The concept of tile rendering is based on dividing the image buffers into several smaller buffers that we call “tiles”. It is a technique used by GPUs of mobile devices and therefore low power consumption, resulting in significant changes in the internal organization of the graphics processor.
A quick summary of the rasterization pipeline
Tile rendering is a variant of the rasterization algorithm, which is divided into two stages:
- Global space pipeline
- Screen space pipeline
In the World Space Pipeline calculates the geometry of the scene, visualize him as a sculptor making a figure in his studio, at this stage he is not working with pixels but with vertices in a three-dimensional coordinate space.
the Screen Space Pipeline starts with rasterization, which is nothing more than the projection on the plane of the whole 3D scene, imagine for a moment that this same sculptor takes a photo of his work, obviously he has transformed his work into a two-dimensional space, since a photograph is a two-dimensional element.
But our sculptor’s camera is special, it turns out he takes black and white photos, he doesn’t take them in color, so he has to take the photos and edit them on his computer to make them look good. color, which would come to be the texturing process. Finally, the photographer brings the color photo to his printer, which would be equivalent to writing the final pixels into the image buffer.
How is tile rendering different?
Tile rendering has the same steps as traditional rasterization, but adds additional steps to the graphics pipeline, making it a bit slower than traditional rasterization by having a longer pipeline.

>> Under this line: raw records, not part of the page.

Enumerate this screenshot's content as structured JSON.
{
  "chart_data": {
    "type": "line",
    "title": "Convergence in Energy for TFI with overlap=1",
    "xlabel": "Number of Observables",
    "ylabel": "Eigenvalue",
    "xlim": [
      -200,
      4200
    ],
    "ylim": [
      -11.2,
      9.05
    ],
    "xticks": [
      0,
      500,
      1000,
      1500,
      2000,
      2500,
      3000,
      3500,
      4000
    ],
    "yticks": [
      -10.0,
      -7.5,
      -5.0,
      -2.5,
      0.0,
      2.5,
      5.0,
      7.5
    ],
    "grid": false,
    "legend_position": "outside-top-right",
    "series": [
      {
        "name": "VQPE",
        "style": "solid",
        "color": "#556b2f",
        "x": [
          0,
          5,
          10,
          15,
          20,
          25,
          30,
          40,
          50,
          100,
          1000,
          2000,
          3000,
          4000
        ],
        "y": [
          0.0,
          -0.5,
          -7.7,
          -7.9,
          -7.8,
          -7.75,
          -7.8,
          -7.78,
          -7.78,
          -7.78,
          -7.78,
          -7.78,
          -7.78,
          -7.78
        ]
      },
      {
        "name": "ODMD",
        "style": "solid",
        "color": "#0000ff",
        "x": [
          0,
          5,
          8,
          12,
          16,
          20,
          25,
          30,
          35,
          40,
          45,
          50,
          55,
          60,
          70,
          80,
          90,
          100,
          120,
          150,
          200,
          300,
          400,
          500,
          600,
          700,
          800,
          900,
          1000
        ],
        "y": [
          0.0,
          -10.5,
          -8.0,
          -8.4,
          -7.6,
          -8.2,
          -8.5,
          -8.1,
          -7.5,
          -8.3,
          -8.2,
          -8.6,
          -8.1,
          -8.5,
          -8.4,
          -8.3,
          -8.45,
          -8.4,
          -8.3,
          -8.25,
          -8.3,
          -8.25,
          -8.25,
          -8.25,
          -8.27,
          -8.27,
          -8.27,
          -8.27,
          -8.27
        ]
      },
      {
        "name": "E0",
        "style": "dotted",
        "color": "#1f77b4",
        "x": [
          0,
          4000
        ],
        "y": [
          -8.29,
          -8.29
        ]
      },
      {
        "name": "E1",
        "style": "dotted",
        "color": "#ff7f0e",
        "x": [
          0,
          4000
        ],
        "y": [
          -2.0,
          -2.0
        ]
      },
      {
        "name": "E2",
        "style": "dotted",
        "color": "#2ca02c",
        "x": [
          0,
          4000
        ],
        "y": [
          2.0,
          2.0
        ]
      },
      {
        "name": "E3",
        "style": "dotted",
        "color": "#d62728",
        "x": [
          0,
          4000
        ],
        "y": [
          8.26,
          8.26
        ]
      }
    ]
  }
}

Right after finishing the computation of the geometry of the scene, what the GPU does is order the geometry of the scene according to its position on the screen Yes create a series of new lists of screens, one for each screen thumbnail, In each of them, the geometry information is stored in this part of the screen, said buffer is generated in the VRAM.
The next step is rasterization, but in this case the tiles have just been pixelated one by one, but the advantage is that Each tile’s image buffer is small enough to fit on the GPU’s internal memory, which means that for the operations of the Color buffer and Z buffer do not require VRAM bandwidth, which allows the use of memories with less bandwidth and a considerable reduction in consumption.

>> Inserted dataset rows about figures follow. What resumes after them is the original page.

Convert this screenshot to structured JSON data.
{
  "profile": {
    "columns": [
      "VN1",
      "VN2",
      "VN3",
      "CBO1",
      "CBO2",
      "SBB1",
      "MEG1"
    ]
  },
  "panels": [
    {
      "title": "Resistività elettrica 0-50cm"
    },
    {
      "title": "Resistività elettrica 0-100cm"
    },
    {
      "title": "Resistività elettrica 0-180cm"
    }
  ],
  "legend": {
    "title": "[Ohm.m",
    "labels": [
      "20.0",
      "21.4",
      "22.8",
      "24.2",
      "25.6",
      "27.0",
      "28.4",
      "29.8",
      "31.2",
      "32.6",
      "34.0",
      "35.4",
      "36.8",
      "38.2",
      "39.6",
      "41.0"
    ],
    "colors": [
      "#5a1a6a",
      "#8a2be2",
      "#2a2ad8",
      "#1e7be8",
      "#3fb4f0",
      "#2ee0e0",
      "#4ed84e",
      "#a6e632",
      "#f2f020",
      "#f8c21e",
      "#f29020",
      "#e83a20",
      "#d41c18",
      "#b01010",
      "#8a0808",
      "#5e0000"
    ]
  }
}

In Tile Rendering-based GPUs, we can see more than once the concept “X-core GPU“It’s not actually that there are multiple GPUs on the chip, but rather that it’s designed to process x tiles at the same time during the Screen Space pipeline.
Why is tile rendering not used on desktop GPUs?
The biggest problem with tiled rendering GPUs is the process in which they order the geometry of the scene in the parameter buffer, this process requires more complex hardware the higher the geometric complexity of the scene. AAA games for PC and consoles, where GPUs that are not Tile Renderers are used, have a geometric complexity that prevents Tile Renderers from adapting in this regard as well.
In AMD and NVIDIA GPUs, what exists is tile caching, which is rasterization by tiles but with a series of differences:
- The parameter or triangle buffer is not generated.
- In tile rendering, the pixels of each tile are kept in internal memory until the tile’s screen list is resolved.
- In tile caching, the pixels go to the GPU’s L2 cache so they can switch to VRAM at any time.
At this time, nothing tells us that AMD or NVIDIA will go down the path of tile rendering.